Clemens recommends inviting employees to suggest new benefits or policies that they’d like to see, whether through a regular staff survey or some other tool that allows you to easily gather ideas. You don’t have to try them all, but you might find that something simple can boost morale and make people happy, she says. For example, Mighty Citizen has breakfast tacos for staff every Monday—an idea that originated in one of its staff surveys.
Mighty Citizen started using surveys to invite staff to submit feedback anonymously, in case they weren’t comfortable sharing it with their managers, Hohl explains. “This also allows us to look at patterns over time,” she says. “For example, have people consistently been feeling like their workload is too high for the last three quarters? Or was quarter two just an anomaly?” The organization takes these quarterly surveys seriously: It has put several staff suggestions into practice.
Associations need to establish their employment brand and think about it like a marketing professional would.
One of Locke’s retention strategies at SAMPE is to sit down with staff when someone leaves the organization, in sort of an exit interview for the people who stay.
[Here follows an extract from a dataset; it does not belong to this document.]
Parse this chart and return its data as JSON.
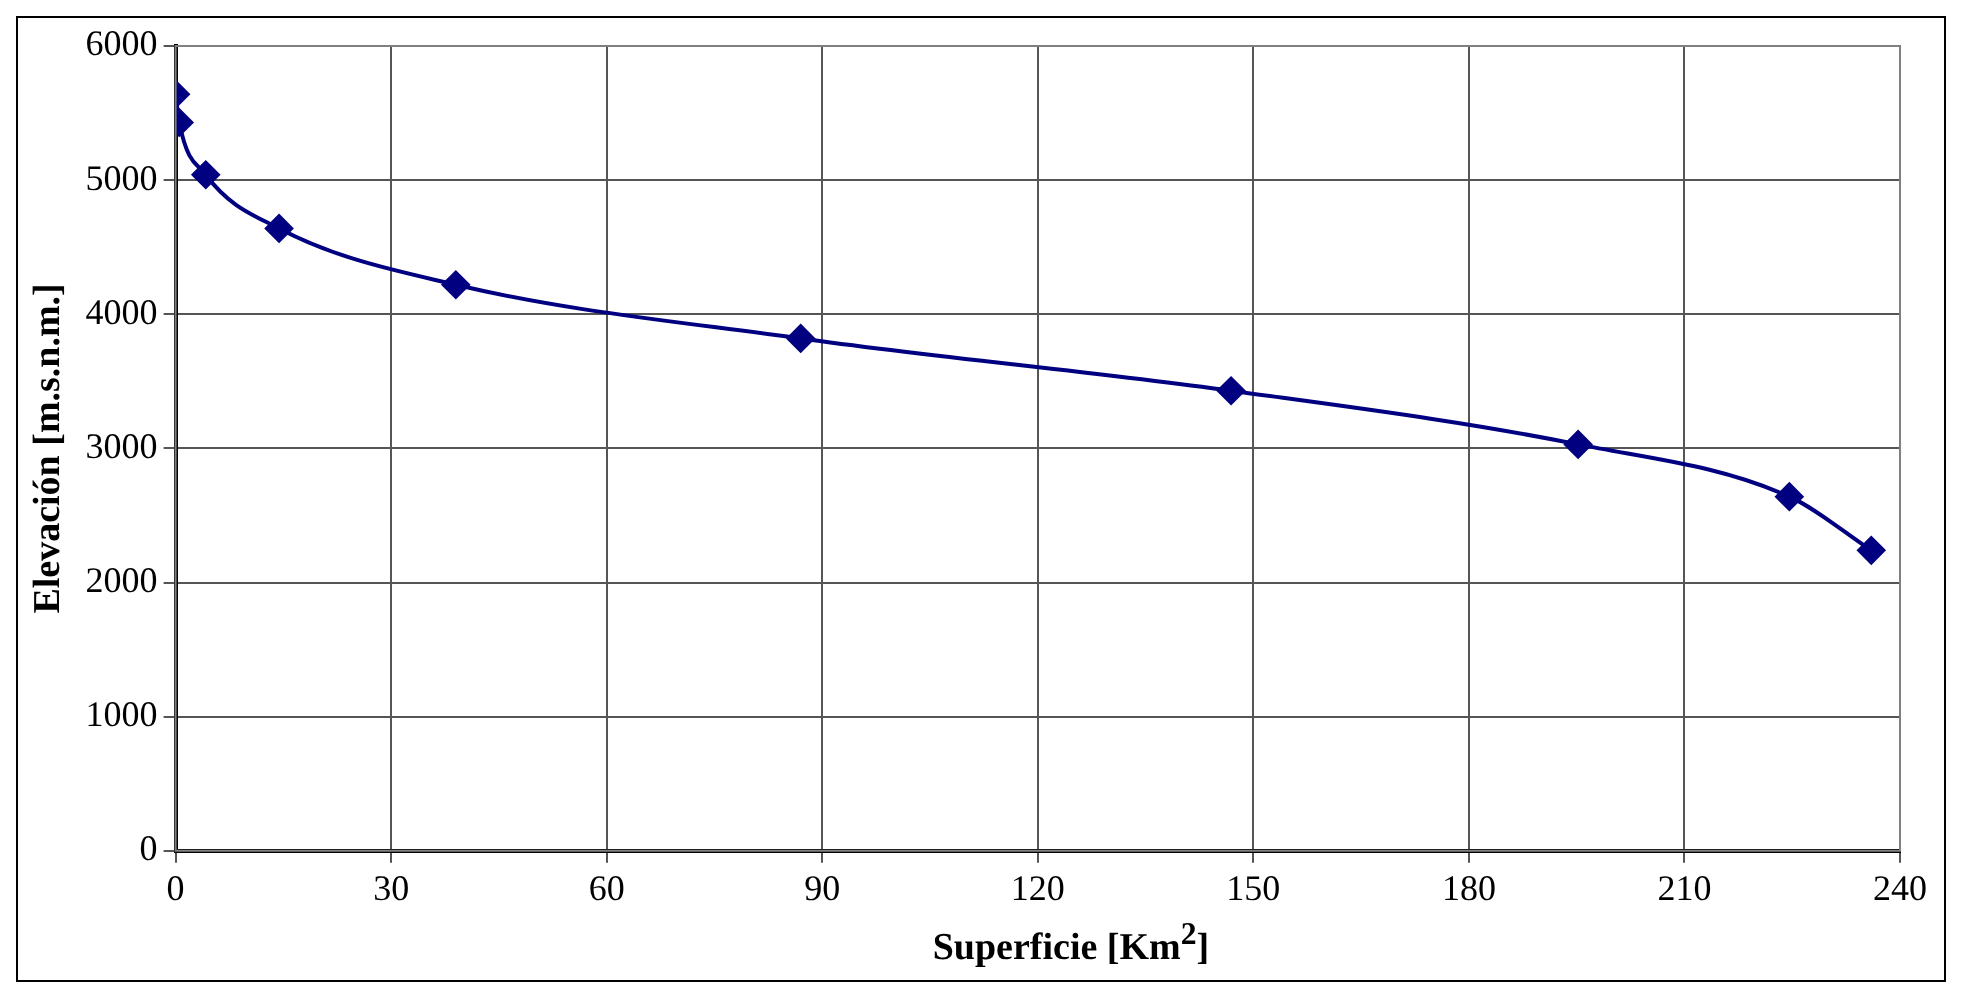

“In a lot of ways, people start to feel a little vulnerable about their own situation, and maybe they start reflecting on why that employee left and how it is going to impact their job,” she says. “I take it as an opportunity to take something that can be perceived as a negative experience, somebody leaving, and try turning it into more of a positive experience—by acknowledging the pain of the employee moving on to another position outside of the organization, and just talking through what it means to them.” Taking this step allows a manager to find out what people are worried about and provide some reassurance.
“There is a flight risk once one person leaves,” Locke says. And this happened recently: While talking to a staff member after someone else left, Locke found out that the person “was reaching a point of being a bit burned out, so while we were talking, it occurred to me that she’d be a perfect candidate for a position we were going to be opening up in a few months.” Locke ended up transitioning the employee to the new role, so she held on to one of her best employees instead of losing her.
Polishing Your Brand
Your strategy for retaining employees says a lot about your organization’s brand—and it’s something to keep top of mind as you go about adding new policies and benefits.
“Associations need to establish their employment brand and think about it like a marketing professional would,” says Brennan. They should “think about how they communicate to both current and potential employees about what it’s like to work at the organization and what they’ll get out of it.” This includes highlighting benefits and the best parts of your culture.
Brennan also recommends giving employees a total compensation statement annually. This statement “lets them know: This is everything that we’re putting on the table for you,” she says. “Not just your salary, but all of your contributions for benefits, the value of your vacation and other leave,” and similar information. Associations should follow this best practice “so that you keep your employment brand in front of the employee at all times.”
If rethinking your retention strategy seems like a daunting task, heed this advice from Mighty Citizen’s Hohl: You don’t have to go big right away. Start small and make adjustments as you measure the results. It’s worth the effort, because losing a talented employee can hurt, and replacing them eats up precious time and resources.
“We know that there’s an expense to losing people, both from a monetary standpoint and a staff morale standpoint,” Hohl says. “We want to do everything we can to keep people here and keep them happy.”